L’accusa sindacale alla multinazionale francese è quella di peccare di poca italianità. Ce lo dice ad esempio Il segretario della Flai-Cgil Mauro Macchiesi. «Stando a quanto comunicato da Lactalis – dice Macchiesi − non esisterà più una funzione corporate italiana, non esisterà più un management italiano. Come sindacato siamo preoccupati per i possibili impatti negativi sull’occupazione e anche perché questa riorganizzazione può mettere a rischio un intero modello del nostro settore agro-alimentare, gestito finora dal management italiano di Parmalat, che vuole dire acquisto di latte italiano, cura e sensibilità italiana nella ricerca e nell’innovazione dei prodotti». Come si può vedere il nazionalismo è ormai entrato a far parte del lessico di ogni commento politico o sindacale. Prendiamone atto: il “prima gli italiani” del Matteo nazionale ha preso il posto del “ce l’ho duro” di Bossi, lasciando inalterati i termini dell’equazione, ma regalandoci in più le stesse argomentazioni che usava il vecchio Mussolini quando chiedeva di consumare italiano, comprare i prodotti italiani e consegnare alla patria le fedi nunziali.

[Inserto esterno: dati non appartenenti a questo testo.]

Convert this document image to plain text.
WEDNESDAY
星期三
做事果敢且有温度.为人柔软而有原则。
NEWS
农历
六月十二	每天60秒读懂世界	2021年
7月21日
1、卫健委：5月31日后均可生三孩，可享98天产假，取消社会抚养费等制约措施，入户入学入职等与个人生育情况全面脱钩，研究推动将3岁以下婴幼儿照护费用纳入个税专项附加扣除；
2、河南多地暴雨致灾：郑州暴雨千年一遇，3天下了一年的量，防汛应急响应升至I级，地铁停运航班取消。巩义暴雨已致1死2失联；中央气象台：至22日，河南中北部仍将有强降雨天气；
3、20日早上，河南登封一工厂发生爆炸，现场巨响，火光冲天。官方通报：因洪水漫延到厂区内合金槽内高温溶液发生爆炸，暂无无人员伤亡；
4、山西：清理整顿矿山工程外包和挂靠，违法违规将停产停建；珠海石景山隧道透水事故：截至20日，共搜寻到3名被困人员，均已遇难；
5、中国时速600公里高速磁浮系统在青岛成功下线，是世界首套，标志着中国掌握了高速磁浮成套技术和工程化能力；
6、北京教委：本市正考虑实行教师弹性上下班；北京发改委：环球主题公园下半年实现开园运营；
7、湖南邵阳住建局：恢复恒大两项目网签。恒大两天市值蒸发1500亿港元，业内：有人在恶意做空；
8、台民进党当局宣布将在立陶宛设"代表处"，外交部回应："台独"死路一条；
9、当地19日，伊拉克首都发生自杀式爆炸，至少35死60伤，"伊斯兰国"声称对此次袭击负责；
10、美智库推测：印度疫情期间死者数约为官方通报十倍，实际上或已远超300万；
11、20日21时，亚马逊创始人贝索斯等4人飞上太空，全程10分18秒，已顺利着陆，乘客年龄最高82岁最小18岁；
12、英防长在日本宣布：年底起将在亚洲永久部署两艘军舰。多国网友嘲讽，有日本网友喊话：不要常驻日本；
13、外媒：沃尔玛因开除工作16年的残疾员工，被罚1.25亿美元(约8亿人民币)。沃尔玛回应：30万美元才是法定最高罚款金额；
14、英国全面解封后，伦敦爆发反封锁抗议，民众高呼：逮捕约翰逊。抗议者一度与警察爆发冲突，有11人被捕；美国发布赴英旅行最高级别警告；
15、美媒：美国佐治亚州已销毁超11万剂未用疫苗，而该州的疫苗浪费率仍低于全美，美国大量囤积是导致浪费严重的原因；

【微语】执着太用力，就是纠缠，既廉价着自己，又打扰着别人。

Ma perché Lactalis vuole uscire dal mercato borsistico italiano? Attraverso il mercato azionario, si sa, le imprese si finanziano. Possono trovare disponibilità di risorse a costi inferiori rispetto, ad esempio, ai prestiti bancari. Un’azienda in crescita trova quasi sempre il suo sbocco nell’ingresso nel mercato azionario per trovare i finanziamenti necessari alla sua espansione. Invece, Lactalis non ne vuole più sapere. Vuole uscire dal listino. Le motivazioni possono essere tante. E noi, per ora, possiamo solo fare delle supposizioni. Si vocifera, ad esempio, che l’acquisizione delle quote rimanenti in mano ai piccoli azionisti e l’uscita dal listino, serva a Lactalis per aver mano libera nel processo di riorganizzazione del gruppo che potrebbe prevedere lo spezzettamento dell’azienda e la sua vendita per singole parti, cosa che permetterebbe di realizzare elevati profitti. Altre voci invece sembrano indirizzare la spiegazione verso un tesoretto, si parla di 1,8 miliardi di euro, che l’ex amministratore unico Enrico Bondi aveva chiesto alla banca americana Citi a titolo di risarcimento per il crack di Tanzi. Soldi che diventerebbero di appannaggio esclusivo di Lactalis e permetterebbero di fronteggiare gli esborsi sostenuti per ottenere il controllo completo di Parmalat.
Il mondo del capitale diventa sempre più fumoso man mano che si stacca dalla realtà produttiva e si dirige verso le vette della finanza. Bisognerà stare in allerta e fare molta attenzione. Abbiamo numerosi esempi di fabbriche che a prima vista risultavano floride e ricche di prospettive ma che poi nel giro di poco tempo hanno chiuso i battenti lasciando sul lastrico decine di lavoratori. Indipendentemente dal fatto che la proprietà sia estera o italiana. Provate a chiedere agli operai della Pernigotti. Certo, si spera che alla Parmalat questo non debba succedere mai, ma se così non fosse è meglio essere pronti e determinati. Nessun bullone, attrezzatura o macchinario dovrà uscire dalla fabbrica. È tutto lavoro accumulato che appartiene ai lavoratori. È valore prodotto da loro e condensato negli anni, usato per estorcere la ricchezza che permette al management e ai proprietari di fare la bella vita e agli operai di consumarsi giorno per giorno. Non dobbiamo permettere a nessuno di portarlo altrove per approfittare della miseria dei lavoratori di altri paesi.